Manila – In recent weeks, photos of the stars of “Sex and the City” have been popping up all over Hollywood news while filming their reboot, “And Just Like That.”
I chatted with a friend about how old the stars look now. We asked ourselves, “Do we look this old too?” I told her it’s probably makeup, but as more photos appeared, we concluded that we’re indeed seeing how time caught up with Sarah Jessica Parker, Cynthia Nixon and Kristin Davis who were youthful when the comedy-drama-romance series started airing in 1998.
Sarah Jessica as Carrie Bradshaw, Cynthia as Miranda Hobbes, Kristin as Charlotte York and Kim Cattrall as Samantha Jones played the 30-something single women who traversed friendships, fell in and out of love, slept with lovers and strangers, and talked and argued endlessly about men, dating, sex, single life and relationships.
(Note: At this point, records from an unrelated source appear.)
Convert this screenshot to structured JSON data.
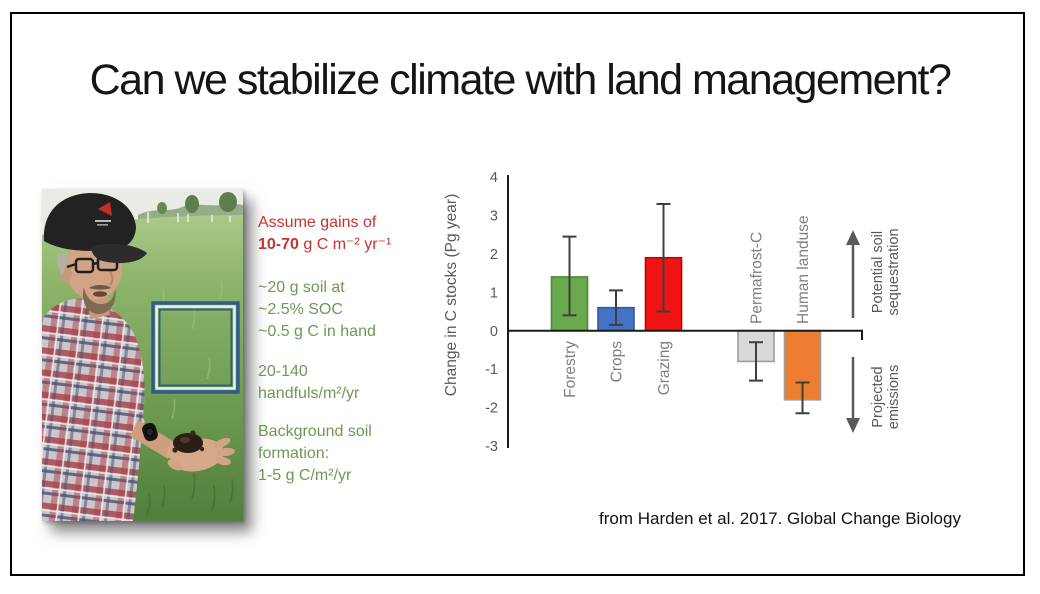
{
  "slide": {
    "title": "Can we stabilize climate with land management?",
    "citation": "from Harden et al. 2017. Global Change Biology"
  },
  "notes": {
    "red_color": "#c8332e",
    "green_color": "#6b9a52",
    "assumption_line1": "Assume gains of",
    "assumption_bold": "10-70",
    "assumption_rest": " g C m⁻² yr⁻¹",
    "handful_lines": [
      "~20 g soil at",
      "~2.5% SOC",
      "~0.5 g C in hand"
    ],
    "rate_lines": [
      "20-140",
      "handfuls/m²/yr"
    ],
    "background_lines": [
      "Background soil",
      "formation:",
      "1-5 g C/m²/yr"
    ]
  },
  "chart_data": {
    "type": "bar",
    "title": "",
    "xlabel": "",
    "ylabel": "Change in C stocks (Pg year)",
    "ylim": [
      -3,
      4
    ],
    "yticks": [
      4,
      3,
      2,
      1,
      0,
      -1,
      -2,
      -3
    ],
    "grid": false,
    "legend": "none",
    "categories": [
      "Forestry",
      "Crops",
      "Grazing",
      "Permafrost-C",
      "Human landuse"
    ],
    "values": [
      1.4,
      0.6,
      1.9,
      -0.8,
      -1.8
    ],
    "error_bars": [
      [
        0.4,
        2.45
      ],
      [
        0.15,
        1.05
      ],
      [
        0.5,
        3.3
      ],
      [
        -1.3,
        -0.3
      ],
      [
        -2.15,
        -1.35
      ]
    ],
    "bar_colors": [
      "#6aaa4e",
      "#4472c4",
      "#f11414",
      "#d9d9d9",
      "#ed7d31"
    ],
    "bar_edge_colors": [
      "#538639",
      "#35589b",
      "#c00000",
      "#9b9b9b",
      "#9b9b9b"
    ],
    "error_color": "#3f3f3f",
    "axis_color": "#1a1a1a",
    "tick_label_color": "#595959",
    "category_label_color": "#7f7f7f",
    "annotation_color": "#595959",
    "right_annotations": {
      "up_label_lines": [
        "Potential soil",
        "sequestration"
      ],
      "down_label_lines": [
        "Projected",
        "emissions"
      ]
    }
  }
}
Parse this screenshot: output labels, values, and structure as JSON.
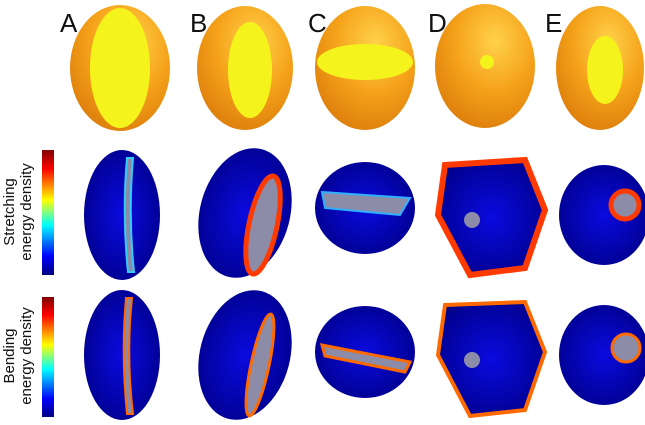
{
  "panel_labels": [
    "A",
    "B",
    "C",
    "D",
    "E"
  ],
  "row_labels": [
    {
      "line1": "Stretching",
      "line2": "energy density"
    },
    {
      "line1": "Bending",
      "line2": "energy density"
    }
  ]
}
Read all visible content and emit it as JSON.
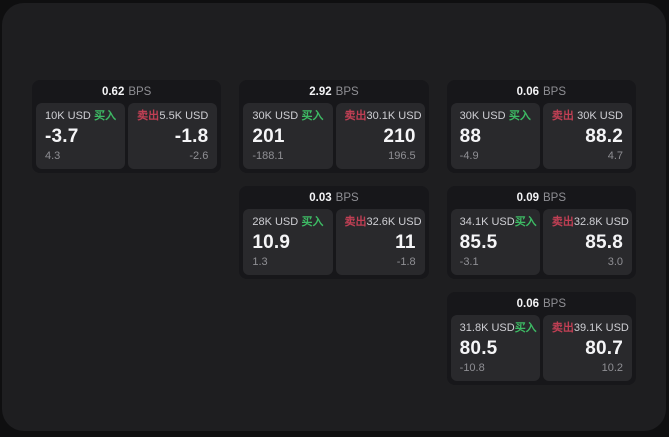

There were SATC apostles among my friends, some of whom even rushed to bars and night dives that aired the TV show just to catch it. I watched it if I could but not devotedly, as I struggled with some episodes that were at times hilarious in their parallels to real life and pathetic in the drama and theatrics.
But we grew up with the characters, being intense, complicated, bohemian women in our 30s ourselves. I had a circle of friends who liked to assume their versions of the iconic foursome – the vague, whiney Carrie; the fiery, shameless Samantha; the unfiltered, brutal Miranda and the sweet, prissy Charlotte. That circle at some point called me a Miranda for sneering at their fussy relationship dramas, and a Samantha for being unapologetic about my thoughts. I was never a Charlotte nor a Carrie.
We were amused at the wardrobe and accessories. We were enthralled at the adventures of four privileged women in their own bubble walking around the streets of Manhattan and owning New York City in their high heels. Apart from this fascination, we dissected the show’s storylines. Some things we thought we knew about ourselves we bore out from watching the show.
But behind its pull on stilettos and luxury labels, the show provided a defiant stand against stereotypes of women, mainly that they should settle down in order to be happy. It shouted to the women of the world that they can have fun and fulfillment through other means in their homes, friends and work. It moved forward the notions of how a woman should and could live her life.
A year after the show’s last season aired in 2004, I embarked on my own adventures at wearing heels with my power suits as I worked in an international organization. My friends moved on too, settled, or established their own places. We were all already grown up when the two Sex and the City movies were made.
We still have with us the TV show’s poignancy, but I don’t think we still care much about the clothes and footwear. I once also believed in the power of the high heels. I passed the sashay test even if it was causing me discomfort. I now go with more comfortable shoes. But I don’t have stilettos inside a glass case that I have to break in case of emergencies.
We may not be as eager to see a reboot (minus Samantha, how sad), and I’m not certain if it’s worthy of my time, but I’m curious about its fresh take on the political and social climate we’re currently living in, now that they’re in their 50s. And just like that, the world has changed for women; we all have changed. Perhaps it could start with that.